For any business, the protection of financial information is paramount. In an era when data theft makes headlines on a regular basis – and often wreaks havoc with a company’s reputation and/or stock price – CFOs are understandably nervous at the thought of sharing sensitive financial and business information. However, often the best solutions for document and process workflow automation, especially in accounts payable automation and accounts receivable automation, involve outsourcing to service providers. What can companies do to ensure the integrity of their outsourced data?
Recognizing the need for guidance in this area, in 1992 the American Institute of Certified Public Accountants (AICPA) created the Statement on Auditing Standards No. 70, Service Organizations. As outsourcing became common with the advent of cloud computing, the AICPA determined that businesses and CPAs needed more – namely, an objective evaluation tool to measure and independently verify the effectiveness of operations, compliance and financial reporting controls. To that end, in 2010 the AICPA introduced three Service Organization Control (SOC) reporting options: SOC1, SOC2 and SOC3. All are relevant to organizations using Software as a Service (SaaS) for any functions that require financial reporting, including purchase to pay and quote to cash software.
DataServ has successfully met the requirements for the SOC1 report. Meeting the requirements for this report provides clients with independent verification of DataServ’s ability to successfully manage and safeguard the financial and business information entrusted to them by clients.
The SOC1 report evaluates service controls that affect data relevant to a user’s internal control over financial reporting. There are two types of SOC1 reports: Type 1 evaluates the suitability of the design of a service organization’s controls, while Type 2 also measures the operating effectiveness of the controls.
Similar to the SOC1 report, the SOC2 report specifically addresses one or more of five key system attributes – what the AICPA refers to as Trust Services principles: Security, Availability, Processing Integrity, Confidentiality, and Privacy. In contrast, the SOC3 report only evaluates whether the service organization’s system achieved the Trust Services criteria. It does not include detailed descriptions of the tests involved in evaluating the system.

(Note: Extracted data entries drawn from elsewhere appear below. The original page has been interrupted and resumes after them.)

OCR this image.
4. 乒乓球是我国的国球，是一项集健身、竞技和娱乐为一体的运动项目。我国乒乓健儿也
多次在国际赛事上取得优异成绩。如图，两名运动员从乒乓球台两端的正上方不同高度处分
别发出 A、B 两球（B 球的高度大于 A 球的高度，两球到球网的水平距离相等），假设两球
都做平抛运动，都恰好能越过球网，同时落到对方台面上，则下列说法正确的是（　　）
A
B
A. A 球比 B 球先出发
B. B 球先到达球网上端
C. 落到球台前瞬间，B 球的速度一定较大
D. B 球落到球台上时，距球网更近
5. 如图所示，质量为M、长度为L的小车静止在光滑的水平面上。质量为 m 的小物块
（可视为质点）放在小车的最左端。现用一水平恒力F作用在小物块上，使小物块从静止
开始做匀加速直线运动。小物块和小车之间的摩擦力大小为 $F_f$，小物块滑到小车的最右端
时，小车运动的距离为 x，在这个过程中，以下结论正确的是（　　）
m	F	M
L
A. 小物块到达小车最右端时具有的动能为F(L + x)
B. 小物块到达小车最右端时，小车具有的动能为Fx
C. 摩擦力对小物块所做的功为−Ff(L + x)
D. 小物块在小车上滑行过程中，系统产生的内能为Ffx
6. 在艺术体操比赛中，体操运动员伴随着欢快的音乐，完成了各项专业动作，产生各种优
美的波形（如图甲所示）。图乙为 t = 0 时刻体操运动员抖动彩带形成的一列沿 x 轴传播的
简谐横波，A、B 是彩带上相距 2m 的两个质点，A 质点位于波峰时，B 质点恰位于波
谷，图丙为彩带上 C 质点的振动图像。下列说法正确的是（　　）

So how can this help a business interested in outsourcing processes? The AICPA’s goal is to provide guidance to companies considering contracting with service organizations, helping them choose an effective solution at the best value. Companies can be assured that service organizations meeting the rigorous requirements for one of the SOC reports have received independent verification that they can capably and safely manage sensitive financial and business data.
Especially when considering a SaaS provider for a company’s financial and business data needs, one of the first questions should be regarding SOC report status. If a service provider has taken the time and effort to undergo the rigorous audit process required to officially meet the requirements for the SOC designation, business leaders can be much more confident in placing their trust – and highly sensitive internal and client information – in the hands of a SaaS provider.